At the end of a patrol a soldier told me that after he has talked to his comrades about the day, he likes to sit and reflect by watching the flames that heat his rations.

He told me that when he looks at the flames, "the world just fades away".

This escapism is a single but crucial piece of armoury if a soldier is to survive in Afghanistan.

There have to be light-hearted moments to balance the horror and it was good to see them laugh and have fun in their own version of "Afghan Idol" performing for their mates on the edge of danger.

Reminders of home also help the troops to escape their surroundings.

Needless to say, post is a lifeline for everyone in the enemy's eyeline.

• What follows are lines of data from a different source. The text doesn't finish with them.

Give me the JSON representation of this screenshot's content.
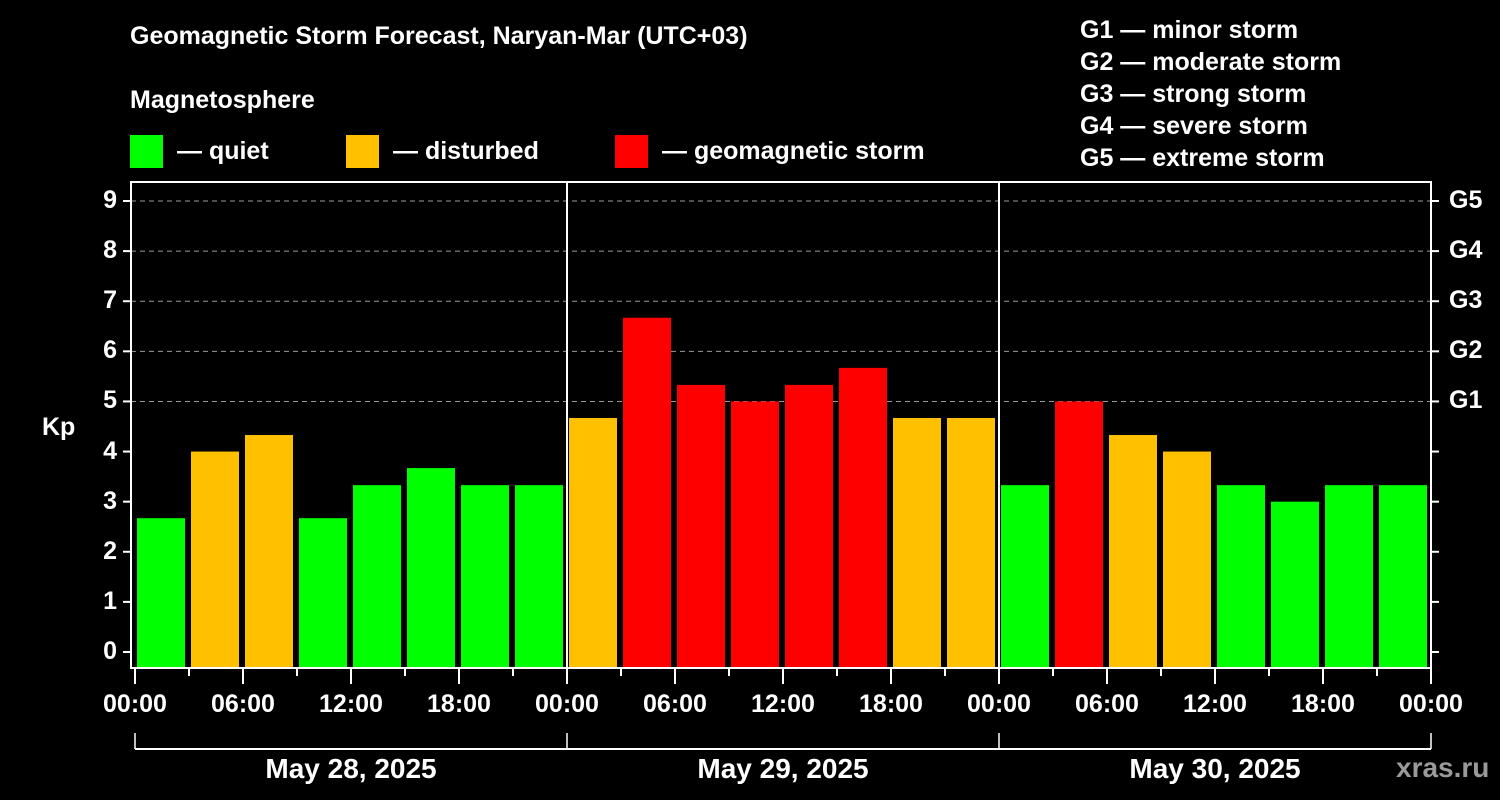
{
  "header": {
    "title": "Geomagnetic Storm Forecast, Naryan-Mar (UTC+03)",
    "subtitle": "Magnetosphere"
  },
  "legend": [
    {
      "label": "— quiet",
      "color": "#00ff00"
    },
    {
      "label": "— disturbed",
      "color": "#ffc000"
    },
    {
      "label": "— geomagnetic storm",
      "color": "#ff0000"
    }
  ],
  "g_scale": [
    "G1 — minor storm",
    "G2 — moderate storm",
    "G3 — strong storm",
    "G4 — severe storm",
    "G5 — extreme storm"
  ],
  "watermark": "xras.ru",
  "chart_data": {
    "type": "bar",
    "title": "Geomagnetic Storm Forecast, Naryan-Mar (UTC+03)",
    "xlabel": "",
    "ylabel": "Kp",
    "ylim": [
      0,
      9
    ],
    "yticks": [
      "0",
      "1",
      "2",
      "3",
      "4",
      "5",
      "6",
      "7",
      "8",
      "9"
    ],
    "right_axis_labels": [
      {
        "kp": 5,
        "label": "G1"
      },
      {
        "kp": 6,
        "label": "G2"
      },
      {
        "kp": 7,
        "label": "G3"
      },
      {
        "kp": 8,
        "label": "G4"
      },
      {
        "kp": 9,
        "label": "G5"
      }
    ],
    "grid": "dashed horizontal at Kp 5-9",
    "x_tick_labels": [
      "00:00",
      "06:00",
      "12:00",
      "18:00",
      "00:00",
      "06:00",
      "12:00",
      "18:00",
      "00:00",
      "06:00",
      "12:00",
      "18:00",
      "00:00"
    ],
    "dates": [
      "May 28, 2025",
      "May 29, 2025",
      "May 30, 2025"
    ],
    "categories": [
      "May 28 00-03",
      "May 28 03-06",
      "May 28 06-09",
      "May 28 09-12",
      "May 28 12-15",
      "May 28 15-18",
      "May 28 18-21",
      "May 28 21-24",
      "May 29 00-03",
      "May 29 03-06",
      "May 29 06-09",
      "May 29 09-12",
      "May 29 12-15",
      "May 29 15-18",
      "May 29 18-21",
      "May 29 21-24",
      "May 30 00-03",
      "May 30 03-06",
      "May 30 06-09",
      "May 30 09-12",
      "May 30 12-15",
      "May 30 15-18",
      "May 30 18-21",
      "May 30 21-24"
    ],
    "values": [
      2.67,
      4.0,
      4.33,
      2.67,
      3.33,
      3.67,
      3.33,
      3.33,
      4.67,
      6.67,
      5.33,
      5.0,
      5.33,
      5.67,
      4.67,
      4.67,
      3.33,
      5.0,
      4.33,
      4.0,
      3.33,
      3.0,
      3.33,
      3.33
    ],
    "status": [
      "quiet",
      "disturbed",
      "disturbed",
      "quiet",
      "quiet",
      "quiet",
      "quiet",
      "quiet",
      "disturbed",
      "storm",
      "storm",
      "storm",
      "storm",
      "storm",
      "disturbed",
      "disturbed",
      "quiet",
      "storm",
      "disturbed",
      "disturbed",
      "quiet",
      "quiet",
      "quiet",
      "quiet"
    ],
    "colors": {
      "quiet": "#00ff00",
      "disturbed": "#ffc000",
      "storm": "#ff0000"
    }
  }
}
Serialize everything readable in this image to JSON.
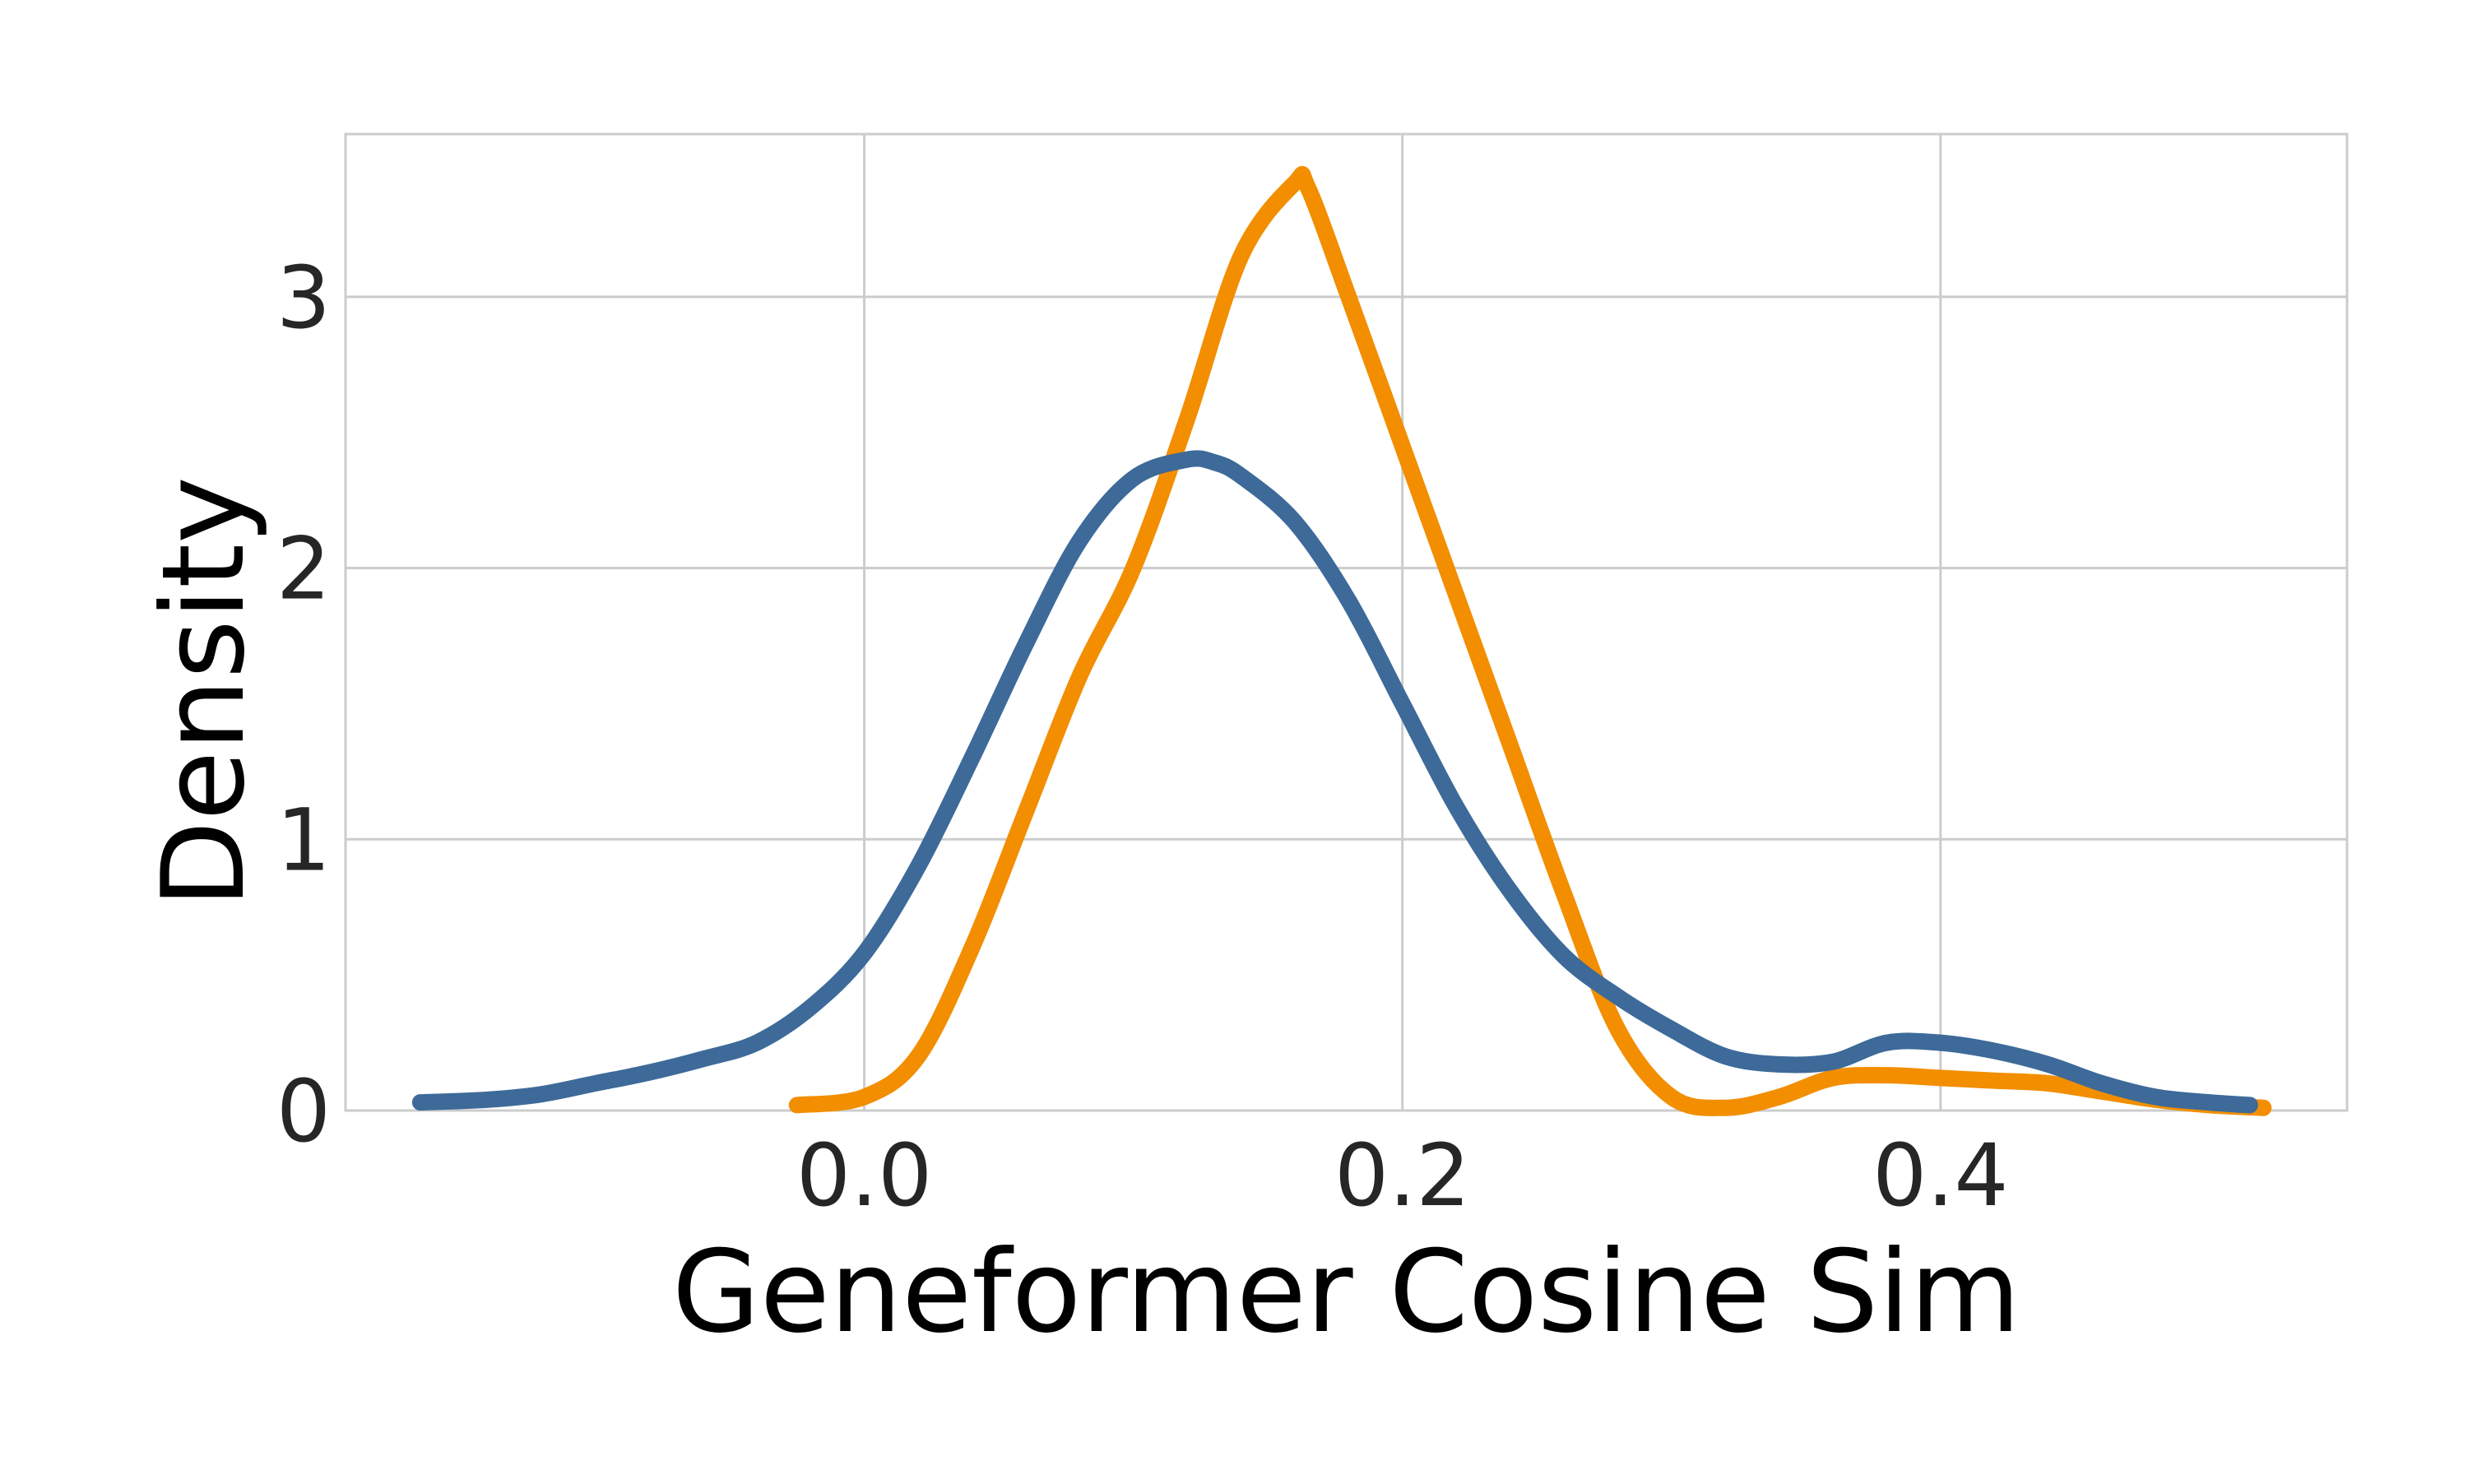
{
  "chart_data": {
    "type": "line",
    "xlabel": "Geneformer Cosine Sim",
    "ylabel": "Density",
    "xlim": [
      -0.1928,
      0.5511
    ],
    "ylim": [
      0,
      3.6
    ],
    "xticks": [
      0.0,
      0.2,
      0.4
    ],
    "xtick_labels": [
      "0.0",
      "0.2",
      "0.4"
    ],
    "yticks": [
      0,
      1,
      2,
      3
    ],
    "ytick_labels": [
      "0",
      "1",
      "2",
      "3"
    ],
    "grid": true,
    "legend": "none",
    "series": [
      {
        "color": "#f28e00",
        "x": [
          -0.025,
          0.0,
          0.02,
          0.04,
          0.06,
          0.08,
          0.1,
          0.12,
          0.14,
          0.16,
          0.165,
          0.18,
          0.2,
          0.22,
          0.24,
          0.26,
          0.28,
          0.3,
          0.32,
          0.34,
          0.36,
          0.38,
          0.4,
          0.42,
          0.44,
          0.46,
          0.48,
          0.5,
          0.52
        ],
        "y": [
          0.02,
          0.05,
          0.2,
          0.6,
          1.1,
          1.6,
          2.0,
          2.55,
          3.15,
          3.42,
          3.4,
          3.0,
          2.45,
          1.9,
          1.35,
          0.8,
          0.3,
          0.05,
          0.01,
          0.05,
          0.12,
          0.13,
          0.12,
          0.11,
          0.1,
          0.07,
          0.04,
          0.02,
          0.01
        ]
      },
      {
        "color": "#3d6a99",
        "x": [
          -0.165,
          -0.14,
          -0.12,
          -0.1,
          -0.08,
          -0.06,
          -0.04,
          -0.02,
          0.0,
          0.02,
          0.04,
          0.06,
          0.08,
          0.1,
          0.12,
          0.13,
          0.14,
          0.16,
          0.18,
          0.2,
          0.22,
          0.24,
          0.26,
          0.28,
          0.3,
          0.32,
          0.34,
          0.36,
          0.38,
          0.4,
          0.42,
          0.44,
          0.46,
          0.48,
          0.5,
          0.515
        ],
        "y": [
          0.03,
          0.04,
          0.06,
          0.1,
          0.14,
          0.19,
          0.25,
          0.38,
          0.58,
          0.9,
          1.3,
          1.72,
          2.1,
          2.33,
          2.4,
          2.39,
          2.34,
          2.17,
          1.88,
          1.5,
          1.12,
          0.81,
          0.57,
          0.42,
          0.3,
          0.2,
          0.17,
          0.18,
          0.25,
          0.25,
          0.22,
          0.17,
          0.1,
          0.05,
          0.03,
          0.02
        ]
      }
    ]
  }
}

Messages of love from their partners, admiration from their children and respect from their friends, soldiers told me that it makes what they're doing seem worthwhile.

The vulnerability of these men and women could not be more apparent than when a life is lost in battle.

So far 158 lives have been lost as a result of the fighting in Afghanistan.

The camaraderie, the support and the friendships that are built on a base is only shattered when someone is killed and I saw this first hand when I attended a vigil at Camp Bastion.

As the flags flew at half mast, hundreds of soldiers bowed their heads in unison and the four men who died fighting for their country were honoured and remembered for their dedication and for their sacrifice.

It was then that the realities of war hit me and I realised that these men had died to protect all of us, particularly the Afghan people.

During my stay I was given the unique opportunity to meet some of these beleaguered people.

The gratitude in the eyes of the children said it all.

Only five days into my journey I was longing to be home again.

To be able to walk outside my front door and not have to wear a bullet proof vest.

Not to have to lie in my bed and hear the sound of mortar bombs destroying villages, homes and families.

To not wake up with the smell of cordite in the air – to breathe fresh clean air, to drink clean water, to be educated, to be accepted and to be free.

As I left the intense fighting and the soaring temperatures of Afghanistan it was with a war wound in my soul that will not heal until our servicemen and woman are also safely back home.

Afghanistan left me humbled and probably changed for the rest of my life.